MARINE CORPS BASE CAMP LEJEUNE, N.C. --
Marines and sailors formerly had to travel to different parts of base to use the the Combat Convoy Simulator, Mine Resistant Ambush Protected vehicle Egress Trainer and other simulators aboard Marine Corps Base Camp Lejeune. Thanks to consolidation efforts, now these service members only have to make one stop, the Sim Center on Lyman Road.
The simulators create a realistic training environment for those service members preparing for combat. They are used extensively by many deploying units as part of their pre-deployment training blocks.
The MRAP Egress Trainer teaches Marines how to egress from an MRAP that is flipped on its side or is upside down. This is a valuable skill for any warrior especially those fighting the war on terror overseas.
“During the current war, we had some Marines become trapped when the MRAP rolled over into an irrigation ditch and drown,” said Stephen Olmstead, Deputy Director of Modeling and Simulations. “Marines need to know how to evacuate an MRAP if it rolls over.”
The MRAP Egress Trainer is made up of a vehicle cab that is mounted on two rotating wheels on a raised platform. It is based off an earlier rollover trainer, the High Mobility Multi-purpose Wheeled Vehicle Egress Assistance Trainer which is also available at the simulating center.
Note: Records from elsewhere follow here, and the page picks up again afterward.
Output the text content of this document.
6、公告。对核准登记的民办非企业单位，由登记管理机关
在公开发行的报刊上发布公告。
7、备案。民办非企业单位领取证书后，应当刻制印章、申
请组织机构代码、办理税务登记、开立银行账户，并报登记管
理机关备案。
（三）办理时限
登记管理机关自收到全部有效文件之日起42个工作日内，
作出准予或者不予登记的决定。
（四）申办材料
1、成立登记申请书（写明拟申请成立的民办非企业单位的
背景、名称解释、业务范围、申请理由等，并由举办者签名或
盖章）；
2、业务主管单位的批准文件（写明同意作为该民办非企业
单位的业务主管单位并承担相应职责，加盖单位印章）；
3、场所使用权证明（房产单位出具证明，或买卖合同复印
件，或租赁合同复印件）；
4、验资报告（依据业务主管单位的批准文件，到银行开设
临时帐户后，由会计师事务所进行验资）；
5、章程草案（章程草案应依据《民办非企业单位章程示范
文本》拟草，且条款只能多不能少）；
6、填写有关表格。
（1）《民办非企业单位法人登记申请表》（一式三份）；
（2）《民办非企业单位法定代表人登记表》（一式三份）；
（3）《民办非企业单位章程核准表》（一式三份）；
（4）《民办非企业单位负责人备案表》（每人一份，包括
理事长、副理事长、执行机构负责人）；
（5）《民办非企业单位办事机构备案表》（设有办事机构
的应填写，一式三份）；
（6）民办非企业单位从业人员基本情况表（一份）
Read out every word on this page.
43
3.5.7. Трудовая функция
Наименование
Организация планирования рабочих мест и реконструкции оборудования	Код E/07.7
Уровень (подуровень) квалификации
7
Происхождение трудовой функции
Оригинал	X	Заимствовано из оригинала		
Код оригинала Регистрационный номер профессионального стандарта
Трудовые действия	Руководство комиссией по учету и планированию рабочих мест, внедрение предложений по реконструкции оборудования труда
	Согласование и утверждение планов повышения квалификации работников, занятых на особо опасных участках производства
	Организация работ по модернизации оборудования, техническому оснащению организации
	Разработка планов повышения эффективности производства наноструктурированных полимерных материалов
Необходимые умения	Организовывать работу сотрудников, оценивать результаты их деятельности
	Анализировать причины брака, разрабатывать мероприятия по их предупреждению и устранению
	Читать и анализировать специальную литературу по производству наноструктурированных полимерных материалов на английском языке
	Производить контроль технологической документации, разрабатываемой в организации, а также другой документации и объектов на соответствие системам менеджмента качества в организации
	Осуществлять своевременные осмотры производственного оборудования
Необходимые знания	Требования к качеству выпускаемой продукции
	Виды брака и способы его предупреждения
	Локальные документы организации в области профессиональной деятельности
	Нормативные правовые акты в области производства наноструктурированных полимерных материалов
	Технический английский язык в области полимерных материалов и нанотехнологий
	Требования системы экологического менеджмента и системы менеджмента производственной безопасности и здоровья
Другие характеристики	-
Along with the MET and the High Mobility Multi-purpose Wheeled Vehicle Egress Assistance Trainer, the Combat Convoy Simulator is also available for units to take advantage of.
The CCS simulates a convoy through hostile territory. The controller can call in a variety of affects like air strikes, indirect fire or produce opponents armed with rocket-propelled grenades and small arms.
“The CCS is probably the best learning tool that can apply to a deployment,” said Henry Trumble, the site manager of Modeling and Simulations. “They get to experience combat and see the terrain they will be actually encountering when they deploy, but still be in a safe environment.”
The CCS not only benefits the vehicle operator, but the passengers as well. Marines familiarize themselves with vehicle and small arms weapons utilization, command and control of various vehicles and also improvised explosive device countermeasures.
The CCS goes as far as taking the Iraqi environment or the Afghanistan terrain and implementing it into the simulator. What Marines see is real locations not some made up environment.
“Marines who come through the CCS recognize buildings from Fallujah,” said Olmstead. “Currently we are working on an Afghan database to prepare Marines for what they may encounter in Afghanistan.”
The Supporting Arms Virtual Trainer is currently under construction and after final renovations, Marines can use it to call for indirect fire, bombardments and different types of close air support.
“We don’t know what’s coming next, as far as simulators go, but this is the future,” said Olmstead. “With the consolidation of the simulators units can accomplish more training in a shorter amount of time.”